Let's look at what you have done - which largely looks good. Let $I_1$ be the integral you want; then by considering

$$\oint_C dz \frac{\log{z}}{z^{3/4} (1+z)} $$

over the keyhole contour, then, letting the outer radius $\to \infty$ and the inner radius $\to 0$, we get by the residue theorem,

$$I_1 - \int_0^{\infty} dx \frac{\log{x} + i 2 \pi}{e^{i 3 \pi/2} x^{3/4} (1+x)} = i 2 \pi R_1$$

where $$R_1 = \frac{\log{e^{i \pi}}}{e^{i 3 \pi/4}} = \pi \, e^{-i \pi/4}$$

is the residue of the integrand of the contour integral at the pole $z=e^{i \pi}$. Rewriting the above, we get

$$(1-i) I_1 + 2 \pi I_0 = i 2 \pi R_1$$

where

$$I_0 = \int_0^{\infty}\frac{dx}{x^{3/4} (1+x)} $$

We may evaluate $I_0$ using the same keyhole contour and by considering the integral

$$\oint_C \frac{dz}{z^{3/4} (1+z)}$$

about that contour. Thus,

$$(1-i) I_0 = i 2 \pi \, R_0 $$

where $R_0 = e^{-i 3 \pi/4}$ is the residue of the integrand of the latter integral at $z=e^{i \pi}$. Note that $1-i = \sqrt{2} e^{-i \pi/4}$, so that if we multiply the equation for $I_1$ by $1-i$ on both sides, we get

$$-i 2 I_1 + 2 \pi (i 2 \pi) e^{-i 3 \pi/4} = i 2 \pi (\pi) e^{-i \pi/4} \sqrt{2} e^{-i \pi/4}$$

Doing out the algebra, I indeed find that $I_1=-\sqrt{2} \pi^2$ as expected.

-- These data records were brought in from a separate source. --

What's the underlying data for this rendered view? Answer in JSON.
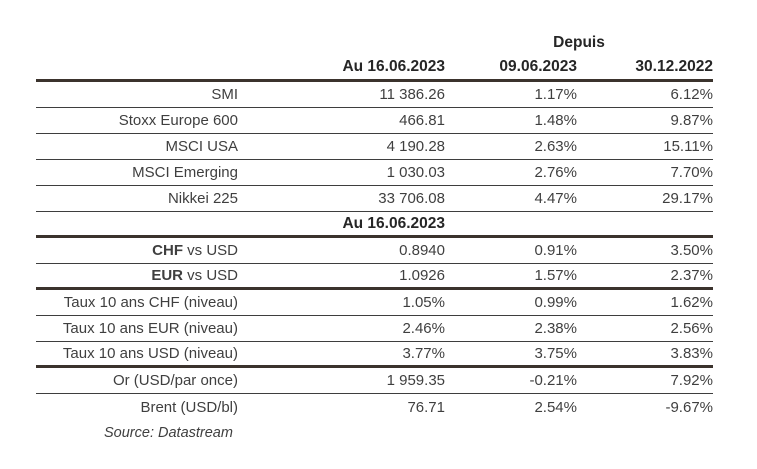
{
  "table": {
    "header": {
      "depuis_label": "Depuis",
      "value_col": "Au 16.06.2023",
      "since_col_1": "09.06.2023",
      "since_col_2": "30.12.2022"
    },
    "rows": [
      {
        "label": "SMI",
        "value": "11 386.26",
        "since_0906": "1.17%",
        "since_3012": "6.12%",
        "line": "thin"
      },
      {
        "label": "Stoxx Europe 600",
        "value": "466.81",
        "since_0906": "1.48%",
        "since_3012": "9.87%",
        "line": "thin"
      },
      {
        "label": "MSCI USA",
        "value": "4 190.28",
        "since_0906": "2.63%",
        "since_3012": "15.11%",
        "line": "thin"
      },
      {
        "label": "MSCI Emerging",
        "value": "1 030.03",
        "since_0906": "2.76%",
        "since_3012": "7.70%",
        "line": "thin"
      },
      {
        "label": "Nikkei 225",
        "value": "33 706.08",
        "since_0906": "4.47%",
        "since_3012": "29.17%",
        "line": "thin"
      },
      {
        "type": "section",
        "label": "Au 16.06.2023",
        "line": "thick"
      },
      {
        "label_bold": "CHF",
        "label_rest": "vs USD",
        "value": "0.8940",
        "since_0906": "0.91%",
        "since_3012": "3.50%",
        "line": "thin"
      },
      {
        "label_bold": "EUR",
        "label_rest": "vs USD",
        "value": "1.0926",
        "since_0906": "1.57%",
        "since_3012": "2.37%",
        "line": "thick"
      },
      {
        "label": "Taux 10 ans CHF (niveau)",
        "value": "1.05%",
        "since_0906": "0.99%",
        "since_3012": "1.62%",
        "line": "thin"
      },
      {
        "label": "Taux 10 ans EUR (niveau)",
        "value": "2.46%",
        "since_0906": "2.38%",
        "since_3012": "2.56%",
        "line": "thin"
      },
      {
        "label": "Taux 10 ans USD (niveau)",
        "value": "3.77%",
        "since_0906": "3.75%",
        "since_3012": "3.83%",
        "line": "thick"
      },
      {
        "label": "Or (USD/par once)",
        "value": "1 959.35",
        "since_0906": "-0.21%",
        "since_3012": "7.92%",
        "line": "thin"
      },
      {
        "label": "Brent (USD/bl)",
        "value": "76.71",
        "since_0906": "2.54%",
        "since_3012": "-9.67%",
        "line": "none"
      }
    ],
    "source_note": "Source: Datastream"
  },
  "colors": {
    "thick_line": "#3b332d",
    "thin_line": "#3e3e3e",
    "body_text": "#3f3f3f",
    "header_text": "#262626",
    "background": "#ffffff"
  }
}
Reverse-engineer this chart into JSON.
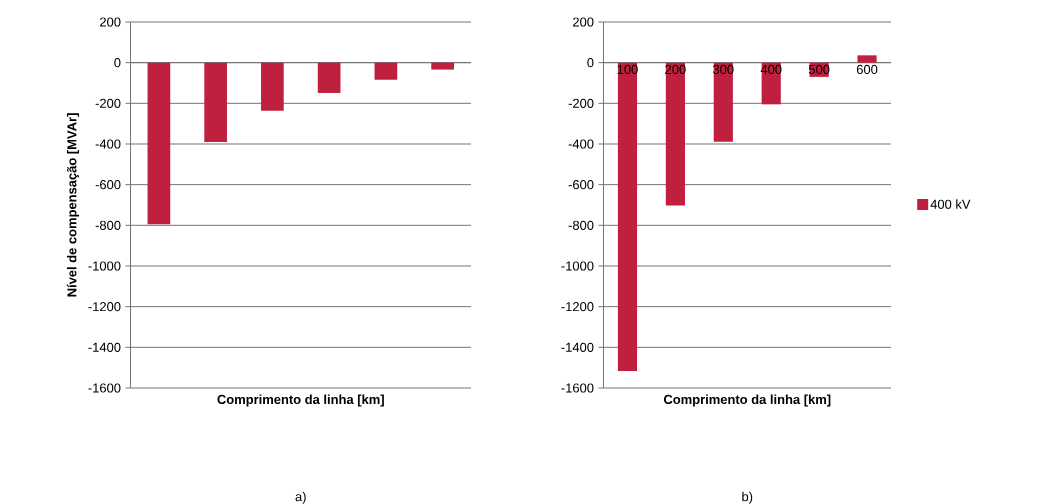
{
  "chart_data": [
    {
      "type": "bar",
      "categories": [
        null,
        null,
        null,
        null,
        null,
        null
      ],
      "values": [
        -795,
        -390,
        -236,
        -149,
        -84,
        -34
      ],
      "color": "#c0203f",
      "ylabel": "Nível de compensação [MVAr]",
      "xlabel": "Comprimento da linha [km]",
      "ylim": [
        -1600,
        200
      ],
      "yticks": [
        -1600,
        -1400,
        -1200,
        -1000,
        -800,
        -600,
        -400,
        -200,
        0,
        200
      ],
      "grid": "y",
      "tick_labels": "y",
      "annotations": [
        "a)"
      ]
    },
    {
      "type": "bar",
      "categories": [
        "100",
        "200",
        "300",
        "400",
        "500",
        "600"
      ],
      "series": [
        {
          "name": "400 kV",
          "color": "#c0203f",
          "values": [
            -1516,
            -702,
            -389,
            -205,
            -70,
            36
          ]
        }
      ],
      "xlabel": "Comprimento da linha [km]",
      "ylim": [
        -1600,
        200
      ],
      "yticks": [
        -1600,
        -1400,
        -1200,
        -1000,
        -800,
        -600,
        -400,
        -200,
        0,
        200
      ],
      "grid": "y",
      "legend": "right",
      "annotations": [
        "b)"
      ]
    }
  ]
}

Again, if you use $e^{-i \pi}$ for the pole at $z=-1$, or some other odd multiple of $i \pi$, then you will indeed get a different answer - but such answers will be wrong. You committed to a branch of the log when you took the argument of $z$ along $CD$ to be $2 \pi$, that is $\arg{z} \in [0, 2 \pi]$. Thus, it is not possible for $z$ to take on any argument outside this interval by your definition of the keyhole contour, and the correct expression for the pole is $-1=e^{i \pi}$.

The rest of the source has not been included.